Damit haben wir Bayern zum erstklassigen Medienstandort gemacht.

Inzwischen versuchen auch jene, die früher gegen unsere Medienpolitik waren, unseren Erfolg zu kopieren - wie z. B. in Nordrhein-Westfalen. Zu diesem dualen System mit seiner Vielfalt bekennen wir uns nach wie vor!

Heute geht es wieder um grundlegende Reformen. Wer sich ihnen verweigert, gefährdet den öffentlich-rechtlichen Rundfunk und treibt die ARD in eine Existenzkrise. Mit meiner Rede anläßlich der Münchner Medientage habe ich die grundlegenden Fragen gestellt, Konsequenzen aufgezeigt und damit natürlich auch an Besitzständen gerüttelt. Widerspruch hatte ich erwartet, und ich freue mich über die lebhafte Diskussion. Wem es ernsthaft um Reform und Finanzierbarkeit des öffentlich-rechtlichen Rundfunks und die Erhaltung des dualen Systems geht, muß sich dieser Diskussion stellen.

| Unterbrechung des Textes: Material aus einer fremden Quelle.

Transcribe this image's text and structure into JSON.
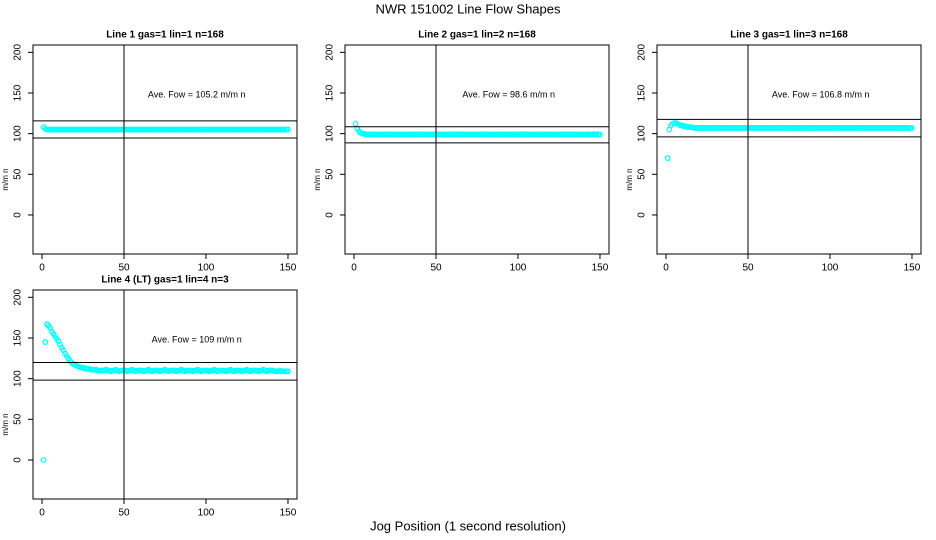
{
  "title": "NWR  151002  Line Flow Shapes",
  "x_label": "Jog Position (1 second resolution)",
  "chart_data": [
    {
      "type": "scatter",
      "title": "Line 1 gas=1 lin=1 n=168",
      "y_label": "m/m n",
      "annotation": "Ave. Fow =  105.2  m/m n",
      "color": "#00ffff",
      "xlim": [
        -5.5,
        155.5
      ],
      "ylim": [
        -48,
        209
      ],
      "xticks": [
        0,
        50,
        100,
        150
      ],
      "yticks": [
        0,
        50,
        100,
        150,
        200
      ],
      "hlines": [
        115.7,
        94.7
      ],
      "vline": 50,
      "x": [
        1,
        2,
        3,
        4,
        5,
        6,
        7,
        8,
        9,
        10,
        11,
        12,
        13,
        14,
        15,
        16,
        17,
        18,
        19,
        20,
        21,
        22,
        23,
        24,
        25,
        26,
        27,
        28,
        29,
        30,
        31,
        32,
        33,
        34,
        35,
        36,
        37,
        38,
        39,
        40,
        41,
        42,
        43,
        44,
        45,
        46,
        47,
        48,
        49,
        50,
        51,
        52,
        53,
        54,
        55,
        56,
        57,
        58,
        59,
        60,
        61,
        62,
        63,
        64,
        65,
        66,
        67,
        68,
        69,
        70,
        71,
        72,
        73,
        74,
        75,
        76,
        77,
        78,
        79,
        80,
        81,
        82,
        83,
        84,
        85,
        86,
        87,
        88,
        89,
        90,
        91,
        92,
        93,
        94,
        95,
        96,
        97,
        98,
        99,
        100,
        101,
        102,
        103,
        104,
        105,
        106,
        107,
        108,
        109,
        110,
        111,
        112,
        113,
        114,
        115,
        116,
        117,
        118,
        119,
        120,
        121,
        122,
        123,
        124,
        125,
        126,
        127,
        128,
        129,
        130,
        131,
        132,
        133,
        134,
        135,
        136,
        137,
        138,
        139,
        140,
        141,
        142,
        143,
        144,
        145,
        146,
        147,
        148,
        149,
        150
      ],
      "values": [
        108,
        106,
        105,
        105,
        105,
        105,
        105,
        105,
        105,
        105,
        105,
        105,
        105,
        105,
        105,
        105,
        105,
        105,
        105,
        105,
        105,
        105,
        105,
        105,
        105,
        105,
        105,
        105,
        105,
        105,
        105,
        105,
        105,
        105,
        105,
        105,
        105,
        105,
        105,
        105,
        105,
        105,
        105,
        105,
        105,
        105,
        105,
        105,
        105,
        105,
        105,
        105,
        105,
        105,
        105,
        105,
        105,
        105,
        105,
        105,
        105,
        105,
        105,
        105,
        105,
        105,
        105,
        105,
        105,
        105,
        105,
        105,
        105,
        105,
        105,
        105,
        105,
        105,
        105,
        105,
        105,
        105,
        105,
        105,
        105,
        105,
        105,
        105,
        105,
        105,
        105,
        105,
        105,
        105,
        105,
        105,
        105,
        105,
        105,
        105,
        105,
        105,
        105,
        105,
        105,
        105,
        105,
        105,
        105,
        105,
        105,
        105,
        105,
        105,
        105,
        105,
        105,
        105,
        105,
        105,
        105,
        105,
        105,
        105,
        105,
        105,
        105,
        105,
        105,
        105,
        105,
        105,
        105,
        105,
        105,
        105,
        105,
        105,
        105,
        105,
        105,
        105,
        105,
        105,
        105,
        105,
        105,
        105,
        105,
        105
      ]
    },
    {
      "type": "scatter",
      "title": "Line 2 gas=1 lin=2 n=168",
      "y_label": "m/m n",
      "annotation": "Ave. Fow =  98.6  m/m n",
      "color": "#00ffff",
      "xlim": [
        -5.5,
        155.5
      ],
      "ylim": [
        -48,
        209
      ],
      "xticks": [
        0,
        50,
        100,
        150
      ],
      "yticks": [
        0,
        50,
        100,
        150,
        200
      ],
      "hlines": [
        108.5,
        88.7
      ],
      "vline": 50,
      "x": [
        1,
        2,
        3,
        4,
        5,
        6,
        7,
        8,
        9,
        10,
        11,
        12,
        13,
        14,
        15,
        16,
        17,
        18,
        19,
        20,
        21,
        22,
        23,
        24,
        25,
        26,
        27,
        28,
        29,
        30,
        31,
        32,
        33,
        34,
        35,
        36,
        37,
        38,
        39,
        40,
        41,
        42,
        43,
        44,
        45,
        46,
        47,
        48,
        49,
        50,
        51,
        52,
        53,
        54,
        55,
        56,
        57,
        58,
        59,
        60,
        61,
        62,
        63,
        64,
        65,
        66,
        67,
        68,
        69,
        70,
        71,
        72,
        73,
        74,
        75,
        76,
        77,
        78,
        79,
        80,
        81,
        82,
        83,
        84,
        85,
        86,
        87,
        88,
        89,
        90,
        91,
        92,
        93,
        94,
        95,
        96,
        97,
        98,
        99,
        100,
        101,
        102,
        103,
        104,
        105,
        106,
        107,
        108,
        109,
        110,
        111,
        112,
        113,
        114,
        115,
        116,
        117,
        118,
        119,
        120,
        121,
        122,
        123,
        124,
        125,
        126,
        127,
        128,
        129,
        130,
        131,
        132,
        133,
        134,
        135,
        136,
        137,
        138,
        139,
        140,
        141,
        142,
        143,
        144,
        145,
        146,
        147,
        148,
        149,
        150
      ],
      "values": [
        112,
        106,
        103,
        101,
        100,
        100,
        99,
        99,
        99,
        99,
        99,
        99,
        99,
        99,
        99,
        99,
        99,
        99,
        99,
        99,
        99,
        99,
        99,
        99,
        99,
        99,
        99,
        99,
        99,
        99,
        99,
        99,
        99,
        99,
        99,
        99,
        99,
        99,
        99,
        99,
        99,
        99,
        99,
        99,
        99,
        99,
        99,
        99,
        99,
        99,
        99,
        99,
        99,
        99,
        99,
        99,
        99,
        99,
        99,
        99,
        99,
        99,
        99,
        99,
        99,
        99,
        99,
        99,
        99,
        99,
        99,
        99,
        99,
        99,
        99,
        99,
        99,
        99,
        99,
        99,
        99,
        99,
        99,
        99,
        99,
        99,
        99,
        99,
        99,
        99,
        99,
        99,
        99,
        99,
        99,
        99,
        99,
        99,
        99,
        99,
        99,
        99,
        99,
        99,
        99,
        99,
        99,
        99,
        99,
        99,
        99,
        99,
        99,
        99,
        99,
        99,
        99,
        99,
        99,
        99,
        99,
        99,
        99,
        99,
        99,
        99,
        99,
        99,
        99,
        99,
        99,
        99,
        99,
        99,
        99,
        99,
        99,
        99,
        99,
        99,
        99,
        99,
        99,
        99,
        99,
        99,
        99,
        99,
        99,
        99
      ]
    },
    {
      "type": "scatter",
      "title": "Line 3 gas=1 lin=3 n=168",
      "y_label": "m/m n",
      "annotation": "Ave. Fow =  106.8  m/m n",
      "color": "#00ffff",
      "xlim": [
        -5.5,
        155.5
      ],
      "ylim": [
        -48,
        209
      ],
      "xticks": [
        0,
        50,
        100,
        150
      ],
      "yticks": [
        0,
        50,
        100,
        150,
        200
      ],
      "hlines": [
        117.5,
        96.1
      ],
      "vline": 50,
      "x": [
        1,
        2,
        3,
        4,
        5,
        6,
        7,
        8,
        9,
        10,
        11,
        12,
        13,
        14,
        15,
        16,
        17,
        18,
        19,
        20,
        21,
        22,
        23,
        24,
        25,
        26,
        27,
        28,
        29,
        30,
        31,
        32,
        33,
        34,
        35,
        36,
        37,
        38,
        39,
        40,
        41,
        42,
        43,
        44,
        45,
        46,
        47,
        48,
        49,
        50,
        51,
        52,
        53,
        54,
        55,
        56,
        57,
        58,
        59,
        60,
        61,
        62,
        63,
        64,
        65,
        66,
        67,
        68,
        69,
        70,
        71,
        72,
        73,
        74,
        75,
        76,
        77,
        78,
        79,
        80,
        81,
        82,
        83,
        84,
        85,
        86,
        87,
        88,
        89,
        90,
        91,
        92,
        93,
        94,
        95,
        96,
        97,
        98,
        99,
        100,
        101,
        102,
        103,
        104,
        105,
        106,
        107,
        108,
        109,
        110,
        111,
        112,
        113,
        114,
        115,
        116,
        117,
        118,
        119,
        120,
        121,
        122,
        123,
        124,
        125,
        126,
        127,
        128,
        129,
        130,
        131,
        132,
        133,
        134,
        135,
        136,
        137,
        138,
        139,
        140,
        141,
        142,
        143,
        144,
        145,
        146,
        147,
        148,
        149,
        150
      ],
      "values": [
        70,
        105,
        110,
        112,
        113,
        113,
        112,
        111,
        110,
        110,
        109,
        109,
        108,
        108,
        108,
        108,
        107,
        107,
        107,
        107,
        107,
        107,
        107,
        107,
        107,
        107,
        107,
        107,
        107,
        107,
        107,
        107,
        107,
        107,
        107,
        107,
        107,
        107,
        107,
        107,
        107,
        107,
        107,
        107,
        107,
        107,
        107,
        107,
        107,
        107,
        107,
        107,
        107,
        107,
        107,
        107,
        107,
        107,
        107,
        107,
        107,
        107,
        107,
        107,
        107,
        107,
        107,
        107,
        107,
        107,
        107,
        107,
        107,
        107,
        107,
        107,
        107,
        107,
        107,
        107,
        107,
        107,
        107,
        107,
        107,
        107,
        107,
        107,
        107,
        107,
        107,
        107,
        107,
        107,
        107,
        107,
        107,
        107,
        107,
        107,
        107,
        107,
        107,
        107,
        107,
        107,
        107,
        107,
        107,
        107,
        107,
        107,
        107,
        107,
        107,
        107,
        107,
        107,
        107,
        107,
        107,
        107,
        107,
        107,
        107,
        107,
        107,
        107,
        107,
        107,
        107,
        107,
        107,
        107,
        107,
        107,
        107,
        107,
        107,
        107,
        107,
        107,
        107,
        107,
        107,
        107,
        107,
        107,
        107,
        107
      ]
    },
    {
      "type": "scatter",
      "title": "Line 4 (LT) gas=1 lin=4 n=3",
      "y_label": "m/m n",
      "annotation": "Ave. Fow =  109  m/m n",
      "color": "#00ffff",
      "xlim": [
        -5.5,
        155.5
      ],
      "ylim": [
        -48,
        209
      ],
      "xticks": [
        0,
        50,
        100,
        150
      ],
      "yticks": [
        0,
        50,
        100,
        150,
        200
      ],
      "hlines": [
        119.9,
        98.1
      ],
      "vline": 50,
      "x": [
        1,
        2,
        3,
        4,
        5,
        6,
        7,
        8,
        9,
        10,
        11,
        12,
        13,
        14,
        15,
        16,
        17,
        18,
        19,
        20,
        21,
        22,
        23,
        24,
        25,
        26,
        27,
        28,
        29,
        30,
        31,
        32,
        33,
        34,
        35,
        36,
        37,
        38,
        39,
        40,
        41,
        42,
        43,
        44,
        45,
        46,
        47,
        48,
        49,
        50,
        51,
        52,
        53,
        54,
        55,
        56,
        57,
        58,
        59,
        60,
        61,
        62,
        63,
        64,
        65,
        66,
        67,
        68,
        69,
        70,
        71,
        72,
        73,
        74,
        75,
        76,
        77,
        78,
        79,
        80,
        81,
        82,
        83,
        84,
        85,
        86,
        87,
        88,
        89,
        90,
        91,
        92,
        93,
        94,
        95,
        96,
        97,
        98,
        99,
        100,
        101,
        102,
        103,
        104,
        105,
        106,
        107,
        108,
        109,
        110,
        111,
        112,
        113,
        114,
        115,
        116,
        117,
        118,
        119,
        120,
        121,
        122,
        123,
        124,
        125,
        126,
        127,
        128,
        129,
        130,
        131,
        132,
        133,
        134,
        135,
        136,
        137,
        138,
        139,
        140,
        141,
        142,
        143,
        144,
        145,
        146,
        147,
        148,
        149,
        150
      ],
      "values": [
        0,
        145,
        167,
        165,
        162,
        158,
        155,
        152,
        149,
        146,
        142,
        138,
        135,
        131,
        128,
        125,
        122,
        120,
        118,
        117,
        116,
        115,
        114,
        114,
        113,
        113,
        112,
        112,
        112,
        111,
        111,
        111,
        111,
        110,
        110,
        110,
        110,
        110,
        111,
        110,
        110,
        109,
        110,
        110,
        111,
        110,
        109,
        110,
        110,
        110,
        110,
        109,
        110,
        110,
        111,
        110,
        109,
        110,
        110,
        110,
        110,
        109,
        110,
        110,
        111,
        110,
        109,
        110,
        110,
        110,
        110,
        109,
        110,
        110,
        111,
        110,
        109,
        110,
        110,
        110,
        110,
        109,
        110,
        110,
        111,
        110,
        109,
        110,
        110,
        110,
        110,
        109,
        110,
        110,
        111,
        110,
        109,
        110,
        110,
        110,
        110,
        109,
        110,
        110,
        111,
        110,
        109,
        110,
        110,
        110,
        110,
        109,
        110,
        110,
        111,
        110,
        109,
        110,
        110,
        110,
        110,
        109,
        110,
        110,
        111,
        110,
        109,
        110,
        110,
        110,
        110,
        109,
        110,
        110,
        111,
        110,
        109,
        110,
        110,
        110,
        110,
        109,
        109,
        109,
        110,
        109,
        109,
        109,
        109,
        109
      ]
    }
  ]
}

Die Wettbewerbsfähigkeit der Medienunternehmen in Bayern und Deutschland darf nicht länger durch ein engmaschiges Netz von Vorschriften behindert werden - sonst treibt man sie ins Ausland. Deshalb wollen wir den Rundfunkstaatsvertrag ändern. Wir bleiben Vorreiter für die Zukunftsbranche Medien.

Dies alles - vom Baurecht bis zur Medienpolitik - erfordert Mut zu Neuem. Bei aller Notwendigkeit zur Dynamik gibt es Säulen der Stabilität, die wir nicht antasten dürfen.

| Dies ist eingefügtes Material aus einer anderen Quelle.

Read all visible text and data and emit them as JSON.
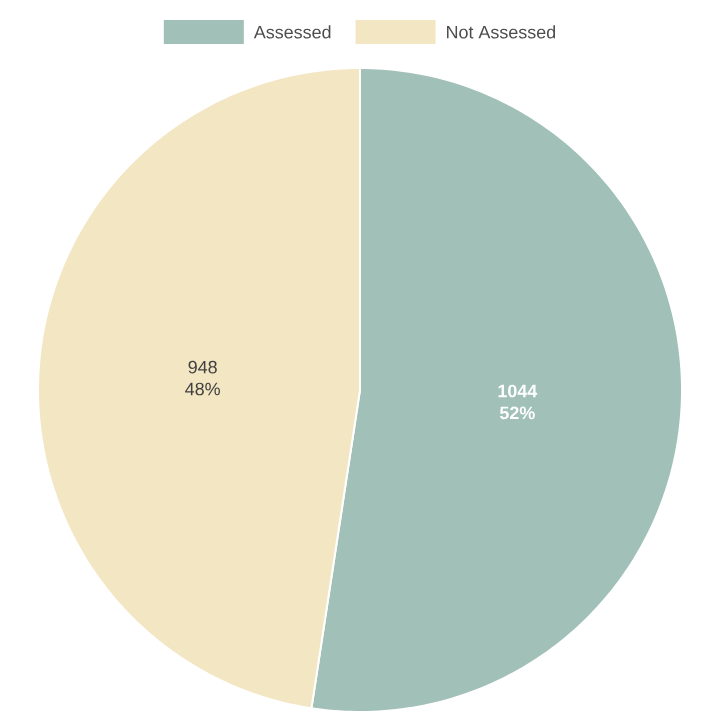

Innere Sicherheit gewährleisten

Eine elementare klassische Aufgabe des Staates ist die Gewährleistung der inneren Sicherheit. Was zur Sicherung des inneren Friedens notwendig ist, kann nicht zur Disposition stehen.

Deshalb bleibt es dabei: Wir werden unsere konsequente und bewährte Sicherheitspolitik fortsetzen.

Die Aufgaben unserer Polizei haben sich quantitativ und qualitativ verändert. Internationale Organisierte Kriminalität bedroht zunehmend Staat und Gesellschaft. Trotzdem ist Bayern nach wie vor das sicherste Land in der Bundesrepublik mit der bundesweit höchsten Aufklärungsquote von über 61%.

Das ist das Verdienst der bayerischen Polizei, der ich für die erfolgreiche Arbeit besonders danke.

Wir werden in dieser Legislaturperiode unsere Anstrengungen zur Stärkung der inneren Sicherheit fortführen:

Kommunen stärken

Dynamischer Staat, effiziente Verwaltung, klare Entscheidungsstrukturen - das setzt auch sinnvolle Kompetenzzuordnungen zwischen den kommunalen Ebenen und den Ländern sowie den Ländern und der Europäischen Union voraus. Subsidiarität und Dezentralisierung sind dabei unsere Maßstäbe.

Dem tragen wir auch bei der Finanzausstattung der Kommunen Rechnung. Wir haben die bundesweit niedrigste Pro-Kopf-Verschuldung und die höchste Investitionsquote. Das gibt uns Gestaltungsspielräume, um die uns andere Länder beneiden und von denen auch unsere Kommunen profitieren.

Trotz der erforderlichen Einsparungen und trotz der Beteiligung der Kommunen an den Lasten der deutschen Einheit werden auch 1995 die Landesleistungen im kommunalen Finanzausgleich überdurchschnittlich um über 2 % steigen.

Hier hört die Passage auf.